The combination of the LMS algorithm with RBF networks offers a powerful framework for adaptive learning. RBF networks, due to their ability to approximate complex nonlinear functions, are highly effective in modeling a wide range of real-world problems. By integrating LMS, which is a simple yet robust adaptive algorithm, the output weights of the RBF network can be updated iteratively in real-time to minimize the error efficiently.

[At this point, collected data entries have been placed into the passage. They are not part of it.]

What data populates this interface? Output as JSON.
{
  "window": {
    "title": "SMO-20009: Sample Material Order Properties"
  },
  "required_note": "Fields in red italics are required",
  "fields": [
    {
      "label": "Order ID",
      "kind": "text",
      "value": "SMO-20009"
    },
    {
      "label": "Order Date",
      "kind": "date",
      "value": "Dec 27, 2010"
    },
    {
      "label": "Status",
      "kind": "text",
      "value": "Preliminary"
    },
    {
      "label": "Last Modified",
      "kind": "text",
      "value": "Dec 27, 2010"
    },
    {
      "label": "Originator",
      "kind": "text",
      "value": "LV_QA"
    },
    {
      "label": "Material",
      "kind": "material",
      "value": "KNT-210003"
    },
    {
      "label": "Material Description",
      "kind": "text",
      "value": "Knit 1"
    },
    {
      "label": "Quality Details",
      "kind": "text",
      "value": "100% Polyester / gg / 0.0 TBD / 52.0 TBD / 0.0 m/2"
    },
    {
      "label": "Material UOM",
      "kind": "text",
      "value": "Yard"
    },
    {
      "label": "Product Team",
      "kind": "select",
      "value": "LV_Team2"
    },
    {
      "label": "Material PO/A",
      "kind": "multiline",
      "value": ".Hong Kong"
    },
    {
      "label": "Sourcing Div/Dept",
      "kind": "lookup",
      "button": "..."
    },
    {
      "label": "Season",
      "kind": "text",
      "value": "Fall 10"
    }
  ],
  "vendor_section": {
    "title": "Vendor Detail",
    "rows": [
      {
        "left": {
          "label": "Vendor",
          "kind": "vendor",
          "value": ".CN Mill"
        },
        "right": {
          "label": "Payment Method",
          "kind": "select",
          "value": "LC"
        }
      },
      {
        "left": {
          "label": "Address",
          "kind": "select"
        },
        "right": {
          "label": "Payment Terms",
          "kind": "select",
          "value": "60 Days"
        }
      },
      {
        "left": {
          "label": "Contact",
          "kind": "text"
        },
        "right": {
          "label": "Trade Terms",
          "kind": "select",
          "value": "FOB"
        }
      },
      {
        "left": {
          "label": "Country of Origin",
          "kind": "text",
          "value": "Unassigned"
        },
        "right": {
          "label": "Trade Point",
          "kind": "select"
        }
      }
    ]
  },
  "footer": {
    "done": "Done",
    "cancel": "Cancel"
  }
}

Key takeaways from LMS-RBF include:

  • Real-time adaptability: LMS enables the RBF network to adapt quickly to new data, making it suitable for dynamic environments.
  • Efficient training: Since the LMS algorithm updates weights incrementally using simple operations, it is computationally efficient compared to gradient-based methods.
  • Broad applicability: LMS-RBF can be applied to diverse tasks such as signal processing, control systems, pattern recognition, and time series prediction.
  • Scalability: The method can handle large datasets effectively when appropriate centers and spreads are chosen for the RBF network. However, proper selection of parameters such as the learning rate $\mu$, the number of RBF neurons, their centers, and the spread ($\sigma$) is crucial for ensuring good performance. When well-tuned, LMS-RBF provides an excellent balance between speed, flexibility, and accuracy in adaptive systems.